Noble gases in fluid inclusions:
Noble gas concentrations in groundwater directly provide recharge temperatures via the noble gas solubility (and an excess-air component). This concept has been applied successfully to groundwater for many paleoclimate studies and was recently transferred to fluid inclusions in speleothems. Although the technique is challenging (required absolute accuracy, tiny gas and water amounts) it has a promising outlook. In early pilot studies Kluge and co-workers showed that gases and water from fluid inclusions can be measured quantitatively with the necessary precision. A first application to stalagmites from Bunker cave resulted in reasonable temperature variations during Holocene and early Holocene (Kluge et al., 2008). Current studies aim to improve the method such that a larger group of stalagmites can successfully be investigated. The ratio of air-filled to water-filled inclusions is the parameter determining if a meaningful application is possible.
Former Research Projects
Radon as tracer for investigating groundwater-lake interaction:
Radon is a naturally occuring radioactive noble gas with a short half-life of ~3.8 d. Typically it is about 1000 times more abundant in groundwater compared to surface waters like lakes. Therefore, it is an ideal natural tracer to detect and quantify groundwater inflow in surface water systems. Dr. Kluge developed a simple and low-cost system at the Institute of Environmental Physics to precisely measure radon in lake water with extremely low radon concentrations of few Bq to few tens of Bq (Kluge et al., 2007). Using this new system they were able to quantify the groundwater inflow into a small km-scaled dreging lake and in addition could determine the preferential inflow area based on seasonal measurements (Kluge et al., 2012).
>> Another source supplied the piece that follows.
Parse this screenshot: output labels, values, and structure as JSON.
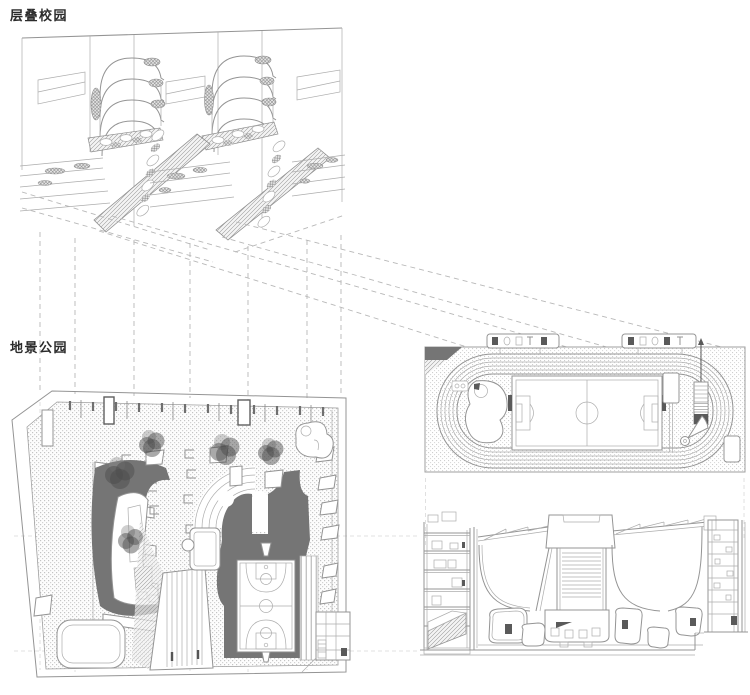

Radon-based techniques can be of great advantage in water ressources management concerning artificial aquifer recharge, river-bank exfiltration and the interaction of groundwater and lake water.
Tritium and 3H/3He dating:
Both tracers are applied for dating of water bodies, typically groundwater, on medium time scales of few years to several tens of years. Although the 'traditional' use of the tritium bomb peak is increasingly getting difficult and ambiguous, both age tracers may yield helpful data in future based on natural tritium levels in the input.
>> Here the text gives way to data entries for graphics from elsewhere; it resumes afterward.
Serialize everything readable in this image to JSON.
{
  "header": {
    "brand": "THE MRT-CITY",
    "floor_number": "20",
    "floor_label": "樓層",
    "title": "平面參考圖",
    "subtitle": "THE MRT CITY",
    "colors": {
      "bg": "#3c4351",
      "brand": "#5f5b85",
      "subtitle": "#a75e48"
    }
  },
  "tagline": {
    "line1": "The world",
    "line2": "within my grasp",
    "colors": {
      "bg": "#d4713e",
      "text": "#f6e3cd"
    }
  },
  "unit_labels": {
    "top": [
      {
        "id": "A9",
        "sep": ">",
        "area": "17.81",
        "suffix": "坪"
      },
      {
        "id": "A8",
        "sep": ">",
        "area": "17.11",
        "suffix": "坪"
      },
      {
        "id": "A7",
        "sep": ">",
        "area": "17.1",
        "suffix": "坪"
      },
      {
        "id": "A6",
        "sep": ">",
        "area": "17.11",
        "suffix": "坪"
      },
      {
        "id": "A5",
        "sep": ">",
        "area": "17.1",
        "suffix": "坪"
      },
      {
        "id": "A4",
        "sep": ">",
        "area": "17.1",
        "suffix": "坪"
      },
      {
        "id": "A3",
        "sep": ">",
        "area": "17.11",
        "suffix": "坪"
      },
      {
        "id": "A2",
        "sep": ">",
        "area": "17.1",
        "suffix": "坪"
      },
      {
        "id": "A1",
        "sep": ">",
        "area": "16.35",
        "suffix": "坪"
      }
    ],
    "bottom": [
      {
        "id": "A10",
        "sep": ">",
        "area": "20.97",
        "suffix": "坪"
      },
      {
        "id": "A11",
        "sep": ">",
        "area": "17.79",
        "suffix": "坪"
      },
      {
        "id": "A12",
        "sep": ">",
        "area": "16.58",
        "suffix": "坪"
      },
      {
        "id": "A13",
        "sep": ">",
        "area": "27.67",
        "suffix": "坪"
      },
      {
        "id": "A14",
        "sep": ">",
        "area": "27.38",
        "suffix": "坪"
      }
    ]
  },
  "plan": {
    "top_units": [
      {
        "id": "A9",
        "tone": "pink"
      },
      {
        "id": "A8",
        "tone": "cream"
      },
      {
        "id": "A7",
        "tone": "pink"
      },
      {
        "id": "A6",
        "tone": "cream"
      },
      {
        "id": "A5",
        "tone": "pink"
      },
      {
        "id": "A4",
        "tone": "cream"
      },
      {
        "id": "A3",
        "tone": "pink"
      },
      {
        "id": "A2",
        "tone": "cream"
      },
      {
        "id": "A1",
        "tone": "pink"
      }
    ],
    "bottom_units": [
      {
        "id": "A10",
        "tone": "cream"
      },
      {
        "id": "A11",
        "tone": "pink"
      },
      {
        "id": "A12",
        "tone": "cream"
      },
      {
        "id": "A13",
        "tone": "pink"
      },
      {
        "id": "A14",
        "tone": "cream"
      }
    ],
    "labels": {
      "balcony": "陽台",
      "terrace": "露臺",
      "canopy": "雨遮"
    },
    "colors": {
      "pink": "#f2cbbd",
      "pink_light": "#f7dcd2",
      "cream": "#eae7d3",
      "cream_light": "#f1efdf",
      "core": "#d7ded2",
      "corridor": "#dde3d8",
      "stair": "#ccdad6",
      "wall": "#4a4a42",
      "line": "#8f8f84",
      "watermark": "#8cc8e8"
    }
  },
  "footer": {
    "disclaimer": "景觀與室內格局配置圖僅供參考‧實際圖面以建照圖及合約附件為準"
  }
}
Both techniques were applied at the Institute of Environmental Physics to determine the percolation time of water through the epikarst at several drip sites in a German cave (Bunker Cave, Kluge et al., 2010). In general, 3H/3He data result in a lower age due to possible degassing of the water that passes through the epikarst, whereas the 3H signal is negligibly influenced by air contact and, thus, more likely to give the correct estimate for the full water precolation time.
The water percolation time in certain caves can take up to tens of years until the infiltrated water reaches the drip site where speleothems precipitate. Thus, it is of high importance to determine this parameter if correlations between speleothem isotope signals and surface climatic conditions are planned to be investigated. A precondition for percolation time studies is the precise knowledge of the local or at least regional tritium input function.